Method 3: Move all the “constant” parts to the top, wrap it in parentheses, and pass the whole thing into .init using the {magrittr} dot .

(mtcars %>% 
  ggplot(aes(hp, mpg)) +
  scale_x_discrete(expand = expansion(.2)) +
  scale_y_continuous(expand = expansion(.2)) +
  theme_void() +
  theme(panel.background = element_rect(fill = "grey20"))) %>% 
  
  reduce(
    10L:1L,
    ~ .x + geom_point(size = .y * 2, color = viridis_colors[.y]),
    .init = . #<- right here!
  )

All in all, we see that reduce() allows us to write more succinct code!

An obvious advantage to this is that it is now really easy to make a single change that applies to all the repeated calls.

For example, if I want to make the radius of the points grow/shrink exponentially, I just need to modify the anonymous function in the second argument of reduce():

# Using Method 3
(mtcars %>% 
  ggplot(aes(hp, mpg)) +
  scale_x_discrete(expand = expansion(.2)) +
  scale_y_continuous(expand = expansion(.2)) +
  theme_void() +
  theme(panel.background = element_rect(fill = "grey20"))) %>% 
  reduce(
    10L:1L,
    ~ .x + geom_point(size = .y ^ 1.5, color = viridis_colors[.y]),  # exponential!
    .init = .
  )

Yay, we collapsed ten layers of geom_point()!

feat. accumulate()

There’s actually one more thing I want to show here, which is holding onto intermediate values using accumulate().

accumulate() is like reduce(), except instead of returning a single value which is the output of the very last function call, it keeps all intermediate values and returns them in a list.

accumulate(1:5, `+`)
  [1]  1  3  6 10 15

Check out what happens if I change reduce() to accumulate() and return each element of the resulting list:

plots <- (mtcars %>% 
  ggplot(aes(hp, mpg)) +
  scale_x_discrete(expand = expansion(.2)) +
  scale_y_continuous(expand = expansion(.2)) +
  theme_void() +
  theme(panel.background = element_rect(fill = "grey20"))) %>% 
  accumulate(
    10L:1L,
    ~ .x + geom_point(size = .y ^ 1.5, color = viridis_colors[.y]),
    .init = .
  )

for (i in plots) { plot(i) }

We got back the intermediate plots!

Are you thinking what I’m thinking?

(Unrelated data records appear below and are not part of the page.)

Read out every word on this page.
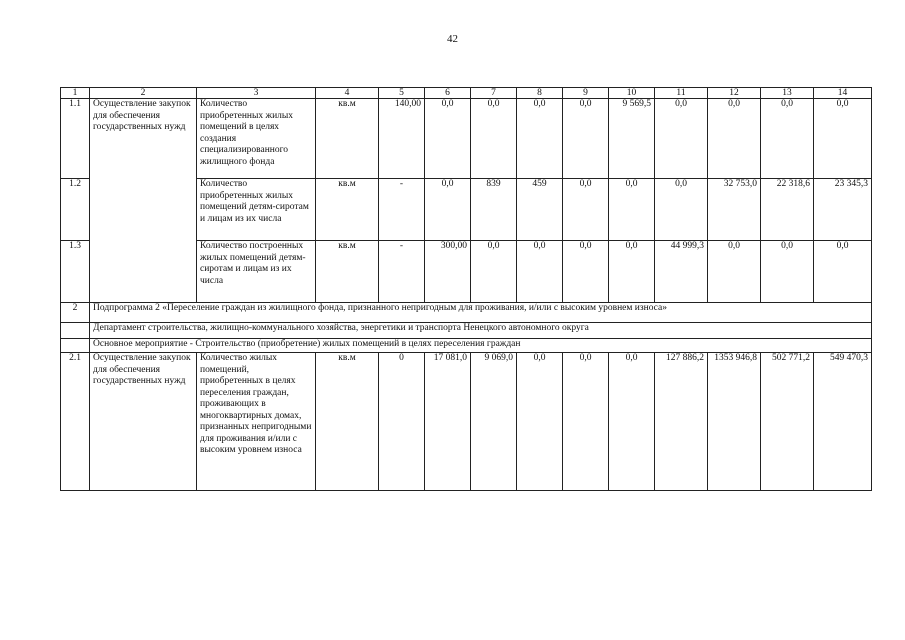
42
1	2	3	4	5	6	7	8	9	10	11	12	13	14
1.1	Осуществление закупок для обеспечения государственных нужд	Количество приобретенных жилых помещений в целях создания специализированного жилищного фонда	кв.м	140,00	0,0	0,0	0,0	0,0	9 569,5	0,0	0,0	0,0	0,0
1.2		Количество приобретенных жилых помещений детям-сиротам и лицам из их числа	кв.м	-	0,0	839	459	0,0	0,0	0,0	32 753,0	22 318,6	23 345,3
1.3		Количество построенных жилых помещений детям-сиротам и лицам из их числа	кв.м	-	300,00	0,0	0,0	0,0	0,0	44 999,3	0,0	0,0	0,0
2	Подпрограмма 2 «Переселение граждан из жилищного фонда, признанного непригодным для проживания, и/или с высоким уровнем износа»												
	Департамент строительства, жилищно-коммунального хозяйства, энергетики и транспорта Ненецкого автономного округа												
	Основное мероприятие - Строительство (приобретение) жилых помещений в целях переселения граждан												
2.1	Осуществление закупок для обеспечения государственных нужд	Количество жилых помещений, приобретенных в целях переселения граждан, проживающих в многоквартирных домах, признанных непригодными для проживания и/или с высоким уровнем износа	кв.м	0	17 081,0	9 069,0	0,0	0,0	0,0	127 886,2	1353 946,8	502 771,2	549 470,3
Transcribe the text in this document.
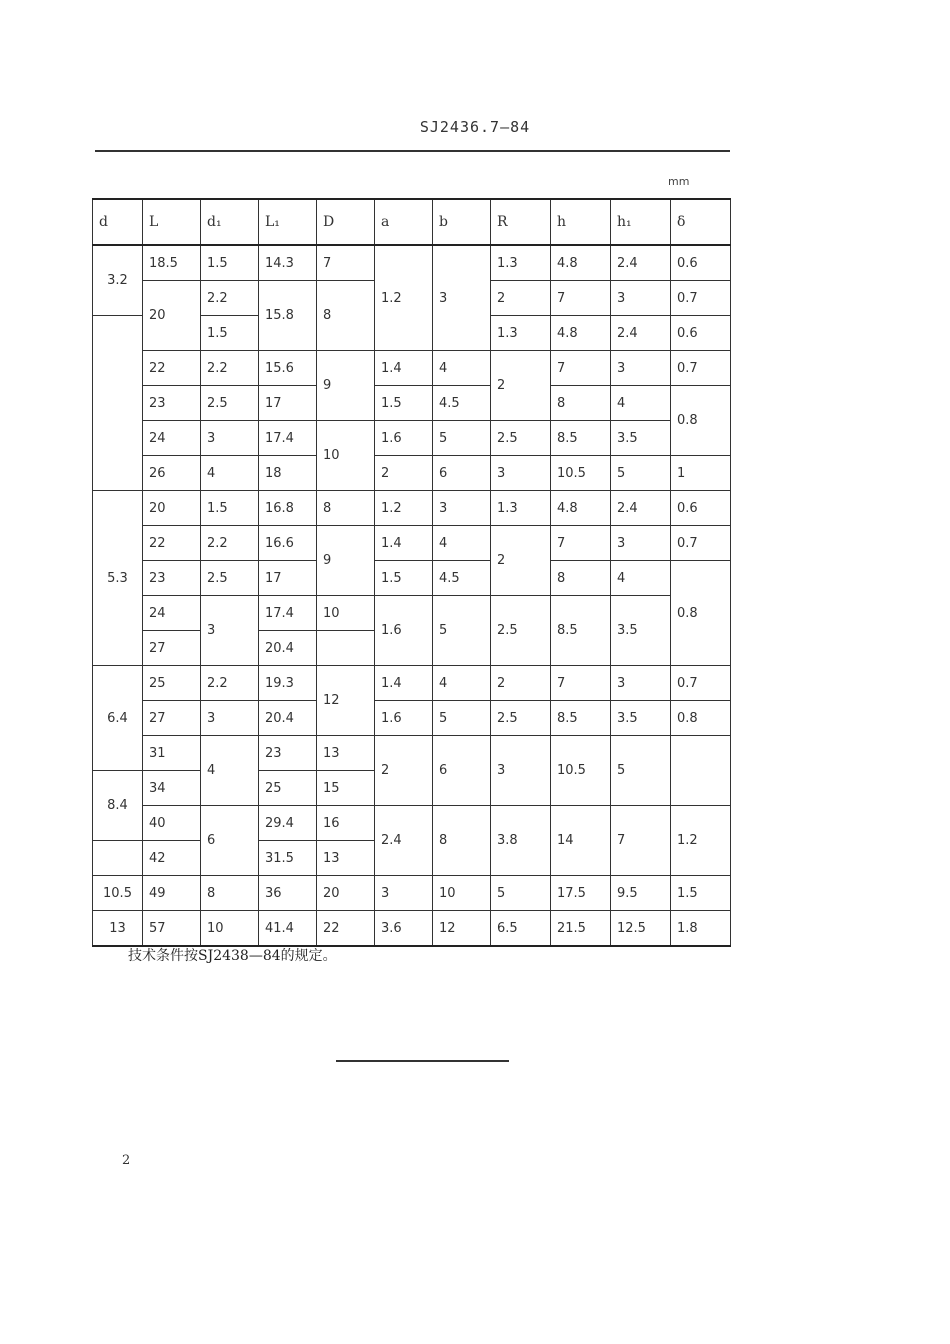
SJ2436.7—84
mm
d	L	d₁	L₁	D	a	b	R	h	h₁	δ
3.2	18.5	1.5	14.3	7	1.2	3	1.3	4.8	2.4	0.6
	20	2.2	15.8	8			2	7	3	0.7
		1.5					1.3	4.8	2.4	0.6
	22	2.2	15.6	9	1.4	4	2	7	3	0.7
	23	2.5	17		1.5	4.5		8	4	0.8
	24	3	17.4	10	1.6	5	2.5	8.5	3.5	
	26	4	18		2	6	3	10.5	5	1
5.3	20	1.5	16.8	8	1.2	3	1.3	4.8	2.4	0.6
	22	2.2	16.6	9	1.4	4	2	7	3	0.7
	23	2.5	17		1.5	4.5		8	4	0.8
	24	3	17.4	10	1.6	5	2.5	8.5	3.5	
	27		20.4							
6.4	25	2.2	19.3	12	1.4	4	2	7	3	0.7
	27	3	20.4		1.6	5	2.5	8.5	3.5	0.8
	31	4	23	13	2	6	3	10.5	5	
8.4	34		25	15						
	40	6	29.4	16	2.4	8	3.8	14	7	1.2
	42		31.5	13						
10.5	49	8	36	20	3	10	5	17.5	9.5	1.5
13	57	10	41.4	22	3.6	12	6.5	21.5	12.5	1.8
技术条件按SJ2438—84的规定。
2
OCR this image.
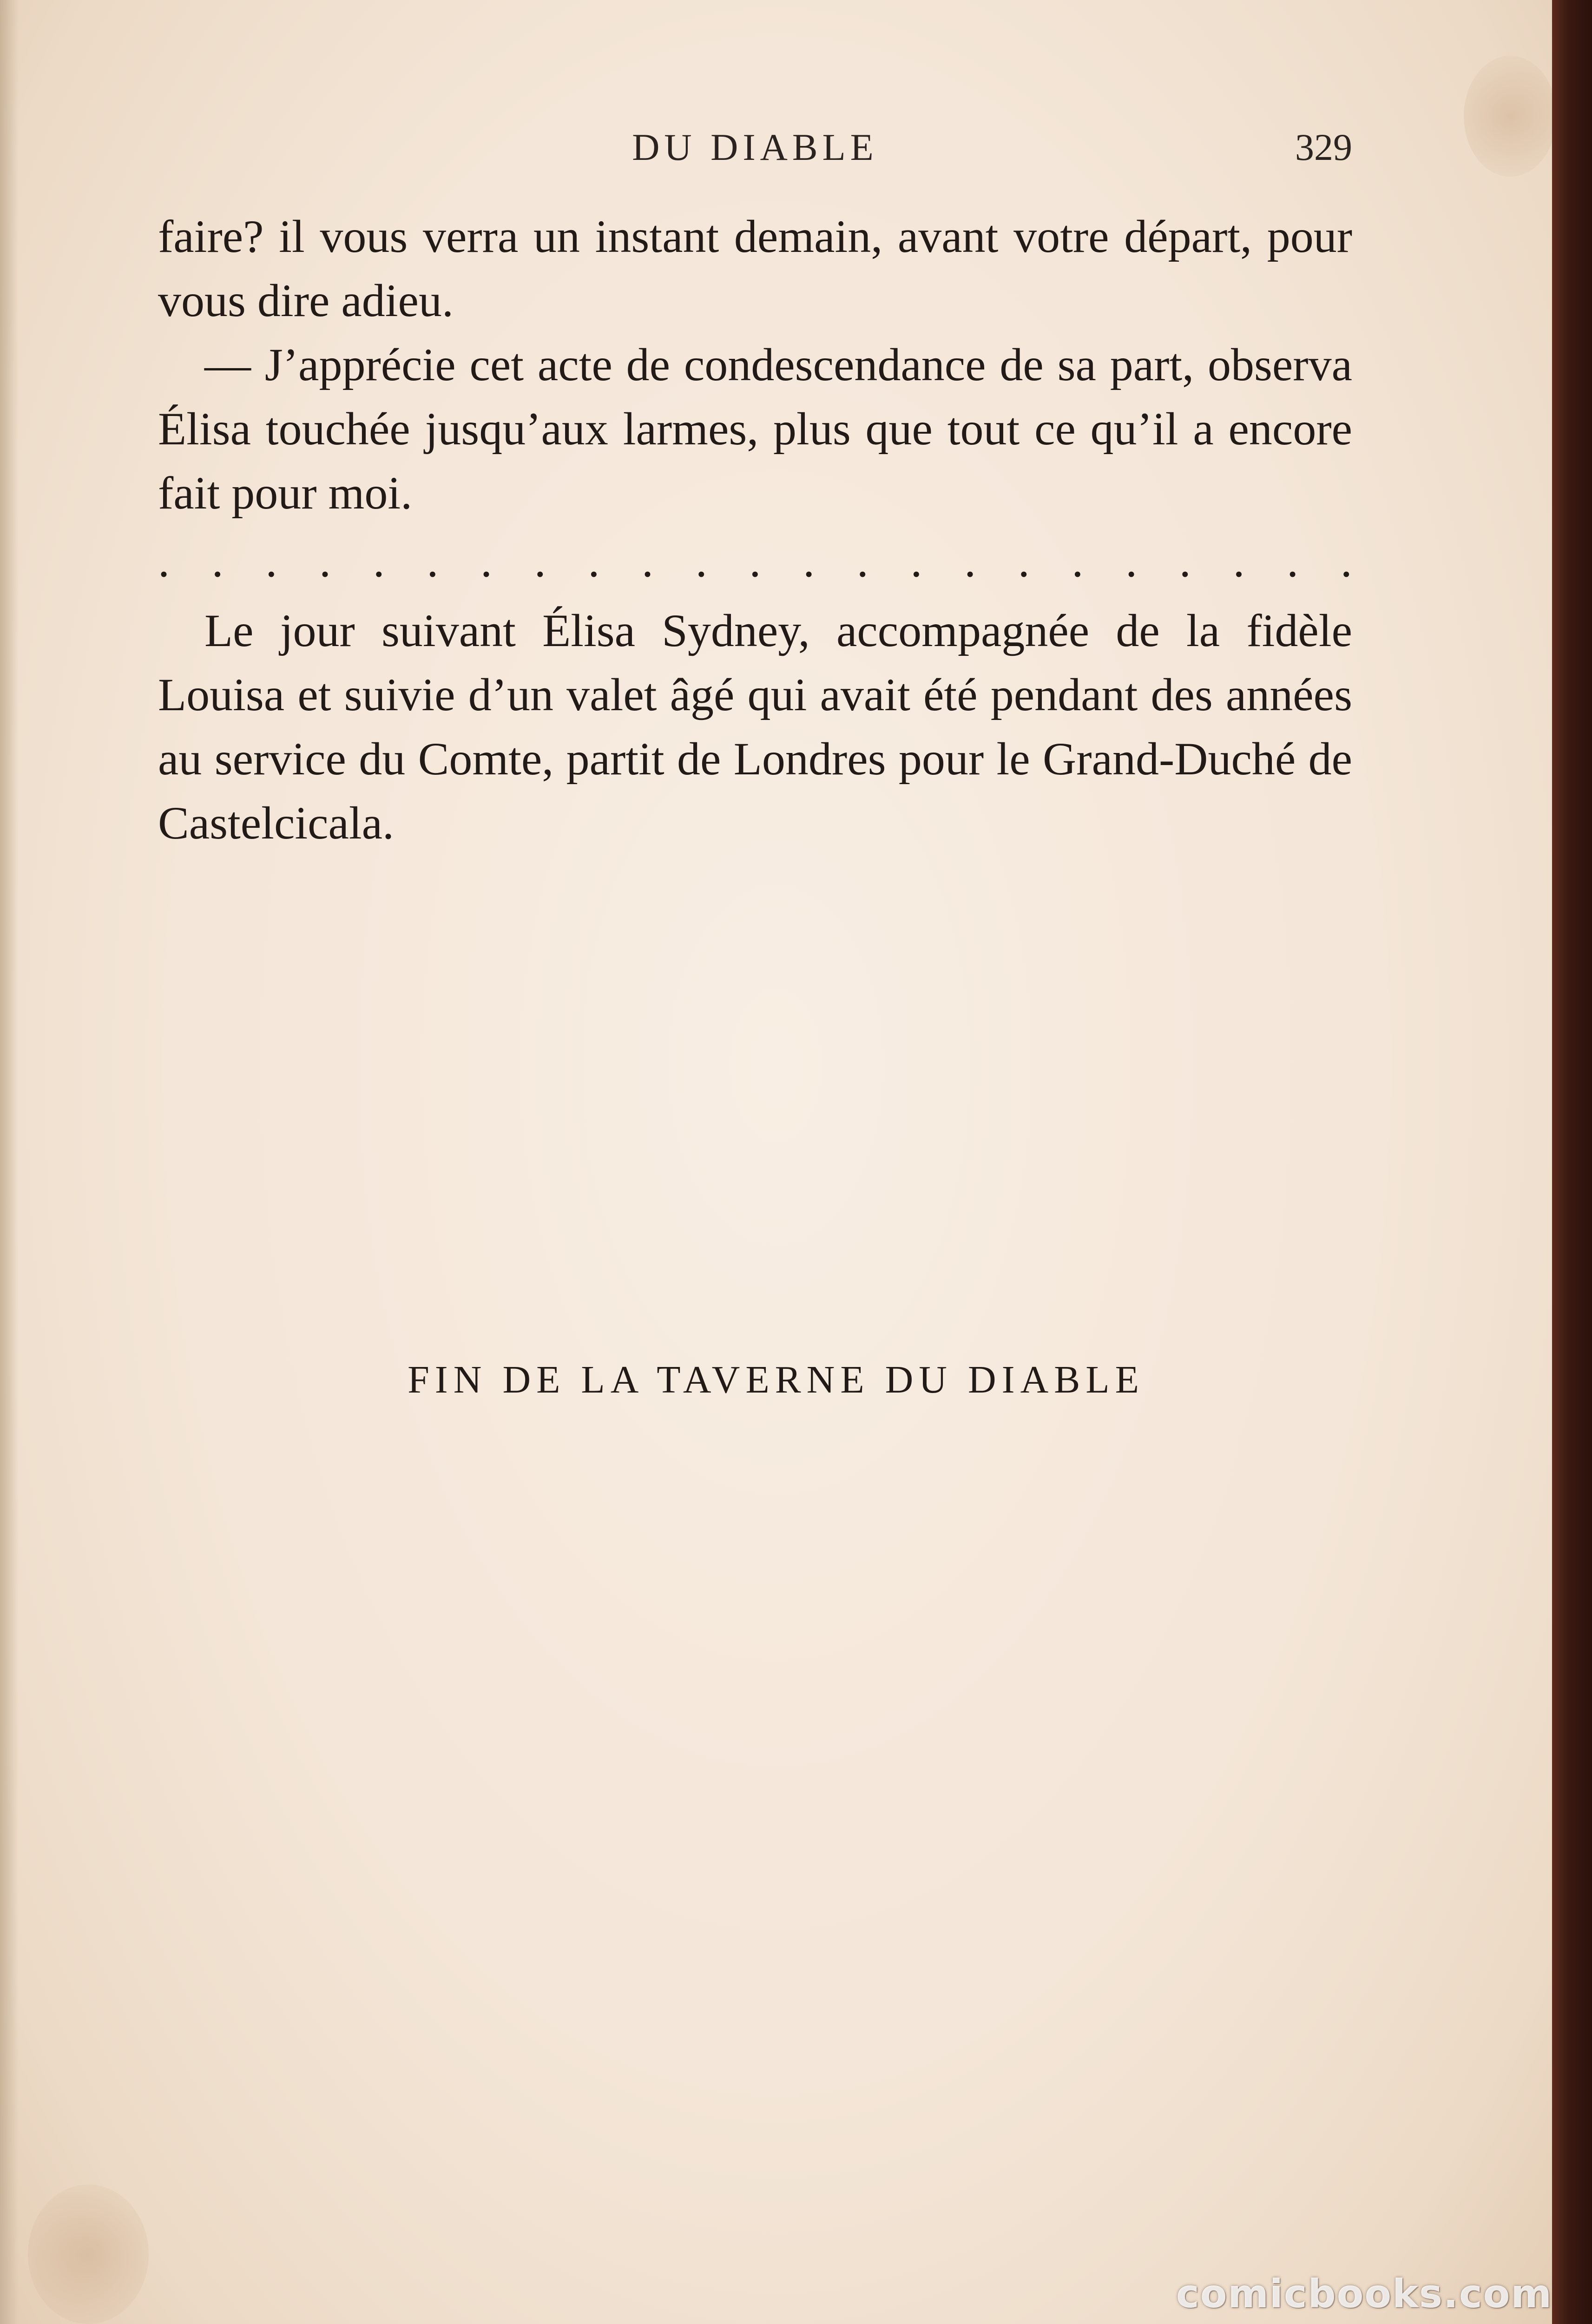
DU DIABLE	329

faire? il vous verra un instant demain, avant votre départ, pour vous dire adieu.

— J’apprécie cet acte de condescendance de sa part, observa Élisa touchée jusqu’aux larmes, plus que tout ce qu’il a encore fait pour moi.

. . . . . . . . . . . . . . . . . . . . . . .

Le jour suivant Élisa Sydney, accompagnée de la fidèle Louisa et suivie d’un valet âgé qui avait été pendant des années au service du Comte, partit de Londres pour le Grand-Duché de Castelcicala.

FIN DE LA TAVERNE DU DIABLE
comicbooks.com
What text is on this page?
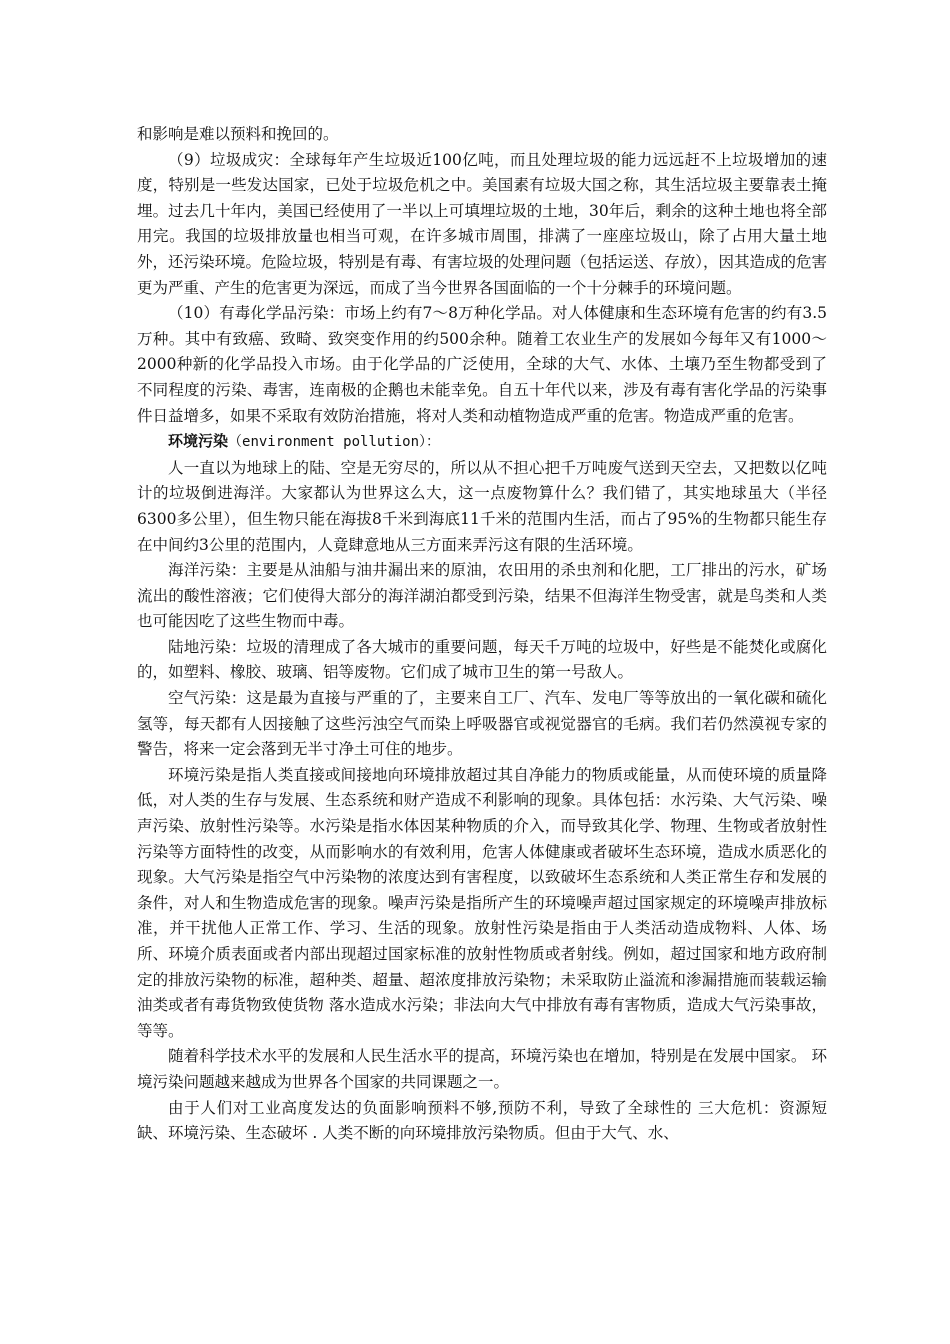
和影响是难以预料和挽回的。

（9）垃圾成灾：全球每年产生垃圾近100亿吨，而且处理垃圾的能力远远赶不上垃圾增加的速度，特别是一些发达国家，已处于垃圾危机之中。美国素有垃圾大国之称，其生活垃圾主要靠表土掩埋。过去几十年内，美国已经使用了一半以上可填埋垃圾的土地，30年后，剩余的这种土地也将全部用完。我国的垃圾排放量也相当可观，在许多城市周围，排满了一座座垃圾山，除了占用大量土地外，还污染环境。危险垃圾，特别是有毒、有害垃圾的处理问题（包括运送、存放），因其造成的危害更为严重、产生的危害更为深远，而成了当今世界各国面临的一个十分棘手的环境问题。

（10）有毒化学品污染：市场上约有7～8万种化学品。对人体健康和生态环境有危害的约有3.5万种。其中有致癌、致畸、致突变作用的约500余种。随着工农业生产的发展如今每年又有1000～2000种新的化学品投入市场。由于化学品的广泛使用，全球的大气、水体、土壤乃至生物都受到了不同程度的污染、毒害，连南极的企鹅也未能幸免。自五十年代以来，涉及有毒有害化学品的污染事件日益增多，如果不采取有效防治措施，将对人类和动植物造成严重的危害。物造成严重的危害。

环境污染（environment pollution）：

人一直以为地球上的陆、空是无穷尽的，所以从不担心把千万吨废气送到天空去，又把数以亿吨计的垃圾倒进海洋。大家都认为世界这么大，这一点废物算什么？我们错了，其实地球虽大（半径6300多公里），但生物只能在海拔8千米到海底11千米的范围内生活，而占了95%的生物都只能生存在中间约3公里的范围内，人竟肆意地从三方面来弄污这有限的生活环境。

海洋污染：主要是从油船与油井漏出来的原油，农田用的杀虫剂和化肥，工厂排出的污水，矿场流出的酸性溶液；它们使得大部分的海洋湖泊都受到污染，结果不但海洋生物受害，就是鸟类和人类也可能因吃了这些生物而中毒。

陆地污染：垃圾的清理成了各大城市的重要问题，每天千万吨的垃圾中，好些是不能焚化或腐化的，如塑料、橡胶、玻璃、铝等废物。它们成了城市卫生的第一号敌人。

空气污染：这是最为直接与严重的了，主要来自工厂、汽车、发电厂等等放出的一氧化碳和硫化氢等，每天都有人因接触了这些污浊空气而染上呼吸器官或视觉器官的毛病。我们若仍然漠视专家的警告，将来一定会落到无半寸净土可住的地步。

环境污染是指人类直接或间接地向环境排放超过其自净能力的物质或能量，从而使环境的质量降低，对人类的生存与发展、生态系统和财产造成不利影响的现象。具体包括：水污染、大气污染、噪声污染、放射性污染等。水污染是指水体因某种物质的介入，而导致其化学、物理、生物或者放射性污染等方面特性的改变，从而影响水的有效利用，危害人体健康或者破坏生态环境，造成水质恶化的现象。大气污染是指空气中污染物的浓度达到有害程度，以致破坏生态系统和人类正常生存和发展的条件，对人和生物造成危害的现象。噪声污染是指所产生的环境噪声超过国家规定的环境噪声排放标准，并干扰他人正常工作、学习、生活的现象。放射性污染是指由于人类活动造成物料、人体、场所、环境介质表面或者内部出现超过国家标准的放射性物质或者射线。例如，超过国家和地方政府制定的排放污染物的标准，超种类、超量、超浓度排放污染物；未采取防止溢流和渗漏措施而装载运输油类或者有毒货物致使货物 落水造成水污染；非法向大气中排放有毒有害物质，造成大气污染事故，等等。

随着科学技术水平的发展和人民生活水平的提高，环境污染也在增加，特别是在发展中国家。 环境污染问题越来越成为世界各个国家的共同课题之一。

由于人们对工业高度发达的负面影响预料不够,预防不利，导致了全球性的 三大危机：资源短缺、环境污染、生态破坏 . 人类不断的向环境排放污染物质。但由于大气、水、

Let’s animate this!

library(magick)

# change ggplot2 objects into images
imgs <- map(1:length(plots), ~ {
  img <- image_graph(width = 672, height = 480)
  plot(plots[[.x]])
  dev.off()
  img
})

# combine images as frames
imgs <- image_join(imgs)

# animate
image_animate(imgs)

Neat!11

Example 2: {kableExtra}

A reduce2() solution

Recall that we had this sad code:

mtcars %>% 
  head() %>% 
  kbl() %>% 
  kable_classic(html_font = "Roboto") %>% 
  column_spec(3, background = "skyblue") %>% 
  column_spec(4, background = "forestgreen") %>% 
  column_spec(5, background = "chocolate")

We’ve got two things varying here: the column location 3:5 and the background color c("skyblue", "forestgreen", "chocolate"). We could do the same trick I sneaked into the previous section by just passing one vector to reduce() that basically functions as an index:12

numbers <- 3:5
background_colors <- c("skyblue", "forestgreen", "chocolate")

(mtcars %>% 
  head() %>% 
  kbl() %>% 
  kable_classic(html_font = "Roboto")) %>% 
  reduce(
    1:3,
    ~ .x %>% column_spec(numbers[.y], background = background_colors[.y]),
    .init = .
  )

But I want to use this opportunity to showcase reduce2(), which explicitly takes a second varying argument to the function that you are reduce()-ing over.

Here, ..1 is like the .x and ..2 is like the .y from reduce(). The only new part is ..3 which refers to the second varying argument.

(mtcars %>% 
  head() %>% 
  kbl() %>% 
  kable_classic(html_font = "Roboto")) %>% 
  reduce2(
    3:5,                                           # 1st varying argument (represented by ..2)
    c("skyblue", "forestgreen", "chocolate"),      # 2nd varying argument (represented by ..3)
    ~ ..1 %>% column_spec(..2, background = ..3),
    .init = .
  )

We’re not done yet! We can actually skip the {magrittr} pipe %>% and just stick ..1 as the first argument inside column_spec().13 This actually improves performance because you’re removing the overhead from evaluating the pipe!

Additionally, because the pipe forces evaluation with each call unlike + in {ggplot2}, we don’t need the parantheses wrapped around the top part of the code for the {magrittr} dot . to work!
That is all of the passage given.